No NHL, no problem.
Nine Chilliwack hockey fans have found a way to forget the lockout with a good old game of table hockey.
But perhaps it's misleading to call the spectacle that unfolds in Steve Crawford's house every Saturday night a game.
With a custom-made "ice" surface, team T-shirts and a rigorous playing schedule that culminates in playoffs, Scream Hockey (as it's called) represents one man's desire to create a miniature hockey league that's true to some of the best elements of the game.
"A passion. That's probably the word I'd use," says Crawford's wife Karen Hempseed, who graciously hosts the league each week.
"I knew this was his thing when we got married. He brought this into our relationship."
Crawford was just a boy when he created his first table hockey game using beer flats, cut-out hockey card goalies and plastic Hot Wheels tracks to keep the puck inside the arena.
"I loved hockey and I wanted to create a realistic way to play on a board," he says.
Crawford's version of table hockey is different from rod hockey games that feature tiny plastic men on pulleys. It looks a little more like air hockey. Using two hands-one holding a goalie, the other a plastic player-a handler shoots a tiny puck at his opponent's net and tries to defend his own goal. The pace is fast, the scores high.
"I really wanted the freedom, the realism and the speed,"
He began organizing games as a teenager in Vancouver, with the first championship in 1974. Scream Hockey eventually moved with him to Agassiz and then to Chilliwack.
Almost 30 years later, the game has become increasingly sophisticated.
It begins with a table (this is version 4.0), which was designed and put together by Crawford himself. The glossy white board, painted with red and blue lines, reflects the glare from an overhead light. After every game, Crawford uses his Zamboni (a buffer) to remove lint.
At each end of the table rests a red net-metal with white netting, no plastic. The boards are plastered with advertisements for companies significant to league members, such as the places they work. Above, clear Plexiglas prevents loose pucks from hitting spectators.
Like the board, the pucks have also evolved over time, from Hot Wheels car tires to sawed-off pieces of pencil crayon. The latest version comes from the bread trays used by bakeries.
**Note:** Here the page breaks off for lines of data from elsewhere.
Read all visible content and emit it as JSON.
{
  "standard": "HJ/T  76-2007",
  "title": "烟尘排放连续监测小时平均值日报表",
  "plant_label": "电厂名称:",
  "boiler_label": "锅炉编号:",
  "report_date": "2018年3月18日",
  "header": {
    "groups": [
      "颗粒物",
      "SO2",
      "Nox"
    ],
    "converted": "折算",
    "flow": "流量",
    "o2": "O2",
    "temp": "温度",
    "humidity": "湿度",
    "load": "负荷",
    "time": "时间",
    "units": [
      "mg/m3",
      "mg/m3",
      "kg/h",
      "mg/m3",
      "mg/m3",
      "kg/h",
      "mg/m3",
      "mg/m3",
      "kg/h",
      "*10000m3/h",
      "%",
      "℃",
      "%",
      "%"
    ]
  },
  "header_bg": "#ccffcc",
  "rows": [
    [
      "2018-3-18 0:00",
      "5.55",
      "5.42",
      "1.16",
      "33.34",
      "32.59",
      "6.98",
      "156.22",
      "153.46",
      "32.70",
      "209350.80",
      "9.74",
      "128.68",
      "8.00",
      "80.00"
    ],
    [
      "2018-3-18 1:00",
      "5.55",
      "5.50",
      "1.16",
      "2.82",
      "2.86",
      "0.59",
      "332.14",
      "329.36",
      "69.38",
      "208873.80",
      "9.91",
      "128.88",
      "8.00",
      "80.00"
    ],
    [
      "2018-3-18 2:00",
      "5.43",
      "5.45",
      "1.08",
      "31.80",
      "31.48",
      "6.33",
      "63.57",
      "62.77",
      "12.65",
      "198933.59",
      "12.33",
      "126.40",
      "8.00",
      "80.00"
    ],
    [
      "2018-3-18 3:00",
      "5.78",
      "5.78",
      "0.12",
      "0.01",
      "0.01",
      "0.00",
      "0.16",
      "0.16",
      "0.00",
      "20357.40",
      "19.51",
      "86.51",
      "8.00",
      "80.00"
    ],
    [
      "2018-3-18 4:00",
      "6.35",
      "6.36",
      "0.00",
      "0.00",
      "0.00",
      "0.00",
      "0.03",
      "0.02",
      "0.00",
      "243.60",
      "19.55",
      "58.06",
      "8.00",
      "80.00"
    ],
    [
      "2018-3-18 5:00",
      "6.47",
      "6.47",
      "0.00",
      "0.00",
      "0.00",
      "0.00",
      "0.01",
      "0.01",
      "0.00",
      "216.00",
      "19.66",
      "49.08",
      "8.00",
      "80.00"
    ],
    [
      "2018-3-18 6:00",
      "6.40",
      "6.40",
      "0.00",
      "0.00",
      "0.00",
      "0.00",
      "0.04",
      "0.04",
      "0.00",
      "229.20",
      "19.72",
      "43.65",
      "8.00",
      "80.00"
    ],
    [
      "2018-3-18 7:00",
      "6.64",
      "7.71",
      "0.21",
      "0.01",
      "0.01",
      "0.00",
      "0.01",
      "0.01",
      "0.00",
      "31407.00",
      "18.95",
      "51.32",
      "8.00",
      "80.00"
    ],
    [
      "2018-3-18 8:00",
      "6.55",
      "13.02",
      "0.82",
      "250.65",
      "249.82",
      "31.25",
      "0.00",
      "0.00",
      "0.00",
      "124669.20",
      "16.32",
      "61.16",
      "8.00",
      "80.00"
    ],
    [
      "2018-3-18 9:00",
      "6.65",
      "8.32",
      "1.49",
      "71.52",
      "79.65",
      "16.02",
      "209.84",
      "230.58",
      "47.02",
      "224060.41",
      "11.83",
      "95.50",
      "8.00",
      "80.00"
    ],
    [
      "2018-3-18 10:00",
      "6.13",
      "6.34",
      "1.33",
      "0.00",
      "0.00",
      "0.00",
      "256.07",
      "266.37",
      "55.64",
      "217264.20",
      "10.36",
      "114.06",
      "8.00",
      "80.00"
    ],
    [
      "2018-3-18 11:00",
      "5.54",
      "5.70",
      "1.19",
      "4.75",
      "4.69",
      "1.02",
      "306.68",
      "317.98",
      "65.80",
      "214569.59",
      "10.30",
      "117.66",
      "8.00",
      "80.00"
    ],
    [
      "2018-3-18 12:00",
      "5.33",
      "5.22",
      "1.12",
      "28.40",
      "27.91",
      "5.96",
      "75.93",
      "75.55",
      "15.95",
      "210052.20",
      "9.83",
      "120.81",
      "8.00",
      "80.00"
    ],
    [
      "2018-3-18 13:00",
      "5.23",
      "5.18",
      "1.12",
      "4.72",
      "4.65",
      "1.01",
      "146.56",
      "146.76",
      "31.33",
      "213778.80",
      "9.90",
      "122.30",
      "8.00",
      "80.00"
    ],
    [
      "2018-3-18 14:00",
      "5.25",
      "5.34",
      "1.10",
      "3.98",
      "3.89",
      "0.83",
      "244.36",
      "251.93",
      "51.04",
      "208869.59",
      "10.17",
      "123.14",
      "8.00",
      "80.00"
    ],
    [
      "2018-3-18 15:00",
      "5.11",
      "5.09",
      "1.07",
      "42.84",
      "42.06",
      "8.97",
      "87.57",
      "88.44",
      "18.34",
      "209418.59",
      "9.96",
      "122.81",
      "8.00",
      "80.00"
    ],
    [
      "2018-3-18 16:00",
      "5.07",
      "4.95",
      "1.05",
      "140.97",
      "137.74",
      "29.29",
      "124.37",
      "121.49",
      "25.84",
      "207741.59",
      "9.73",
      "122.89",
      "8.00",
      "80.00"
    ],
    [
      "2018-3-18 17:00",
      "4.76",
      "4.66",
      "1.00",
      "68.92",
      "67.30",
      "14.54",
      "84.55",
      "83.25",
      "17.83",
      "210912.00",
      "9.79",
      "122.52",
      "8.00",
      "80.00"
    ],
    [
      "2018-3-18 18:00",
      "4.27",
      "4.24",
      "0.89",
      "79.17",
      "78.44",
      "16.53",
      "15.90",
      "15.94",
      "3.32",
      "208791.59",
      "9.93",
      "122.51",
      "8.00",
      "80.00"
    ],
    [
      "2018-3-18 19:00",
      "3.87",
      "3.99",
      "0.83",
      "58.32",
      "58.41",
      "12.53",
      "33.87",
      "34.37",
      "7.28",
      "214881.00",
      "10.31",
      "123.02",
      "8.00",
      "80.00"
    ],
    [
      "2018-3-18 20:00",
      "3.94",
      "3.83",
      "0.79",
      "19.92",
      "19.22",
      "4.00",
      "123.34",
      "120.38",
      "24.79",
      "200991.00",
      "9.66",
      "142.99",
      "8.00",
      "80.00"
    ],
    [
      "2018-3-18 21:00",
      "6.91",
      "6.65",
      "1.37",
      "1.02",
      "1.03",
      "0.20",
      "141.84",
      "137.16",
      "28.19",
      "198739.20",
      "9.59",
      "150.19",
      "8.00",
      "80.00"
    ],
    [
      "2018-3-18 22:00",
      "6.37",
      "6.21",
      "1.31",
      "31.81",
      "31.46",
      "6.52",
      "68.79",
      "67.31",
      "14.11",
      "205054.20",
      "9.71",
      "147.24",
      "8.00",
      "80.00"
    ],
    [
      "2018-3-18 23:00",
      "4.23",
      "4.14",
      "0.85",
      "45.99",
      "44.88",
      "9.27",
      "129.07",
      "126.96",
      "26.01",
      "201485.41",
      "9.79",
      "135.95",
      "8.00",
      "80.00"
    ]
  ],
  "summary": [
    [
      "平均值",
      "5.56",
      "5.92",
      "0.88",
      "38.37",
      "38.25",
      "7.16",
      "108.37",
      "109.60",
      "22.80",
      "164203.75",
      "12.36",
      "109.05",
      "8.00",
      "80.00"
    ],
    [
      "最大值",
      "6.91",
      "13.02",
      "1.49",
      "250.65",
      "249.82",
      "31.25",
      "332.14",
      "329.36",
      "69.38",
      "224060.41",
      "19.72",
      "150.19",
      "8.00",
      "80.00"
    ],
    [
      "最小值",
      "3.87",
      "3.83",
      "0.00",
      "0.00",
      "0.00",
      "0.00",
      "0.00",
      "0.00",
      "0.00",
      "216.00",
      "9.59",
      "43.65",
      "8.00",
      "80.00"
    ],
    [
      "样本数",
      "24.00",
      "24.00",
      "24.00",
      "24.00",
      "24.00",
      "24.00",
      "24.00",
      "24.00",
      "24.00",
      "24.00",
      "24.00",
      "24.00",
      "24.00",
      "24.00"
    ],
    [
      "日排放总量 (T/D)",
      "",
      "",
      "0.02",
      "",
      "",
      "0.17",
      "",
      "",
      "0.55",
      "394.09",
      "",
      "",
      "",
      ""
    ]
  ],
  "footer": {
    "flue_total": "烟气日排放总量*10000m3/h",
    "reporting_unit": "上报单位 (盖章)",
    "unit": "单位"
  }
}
A former bakery employee, Crawford carefully eased off the tiny plastic tabs, a few every shift, taking them home to his table.
The goalies are made from thick cardboard, each one decorated in a team jersey corresponding to his handler's team T-shirt.
Crawford's attention to detail extends beyond the table as well.
His arena, a small room off his living room, is covered with hockey memorabilia. Pennants hang from the ceiling and a score clock adds ambience with cheers, boos and music. A goal light
flashes whenever a puck goes into the net.
In the first game of a recent doubleheader it was the Kansas City Outlaws (Tim Fast) against the Calgary Chinook (Lee Wagner).
With the flick of a wrist, the tiny red puck flew through the air, bounced off the boards, and into the net. Another faceoff, another goal.
Around the board, the guys watched intently, sucking back beverages, talking about the lockout, heckling Wagner about his "flailing" game play.
In the end, the score was Wagner 21, Fast 14.
The games are played in three five-minute periods. A season is 16 games (each player plays another four times). With two games each week, a season lasts about six months.
Playoffs are a theatrical time-Crawford breaks out the fog machine and strobe light-and they end with the presentation of the cup ... to Crawford (always to Crawford because no one has beaten him yet).
But the competition for second and third is fierce, says Patrick Cox, who has played with Crawford the longest.
"I think we all just love hockey and enjoy the chance to play and hang out," Cox adds.
The exception may be Crawford, who admits he doesn't watch the NHL very much anymore.
"Maybe when the Canucks are in the finals," he says. Scream Hockey is his game now-and he doesn't anticipate a lockout any time soon.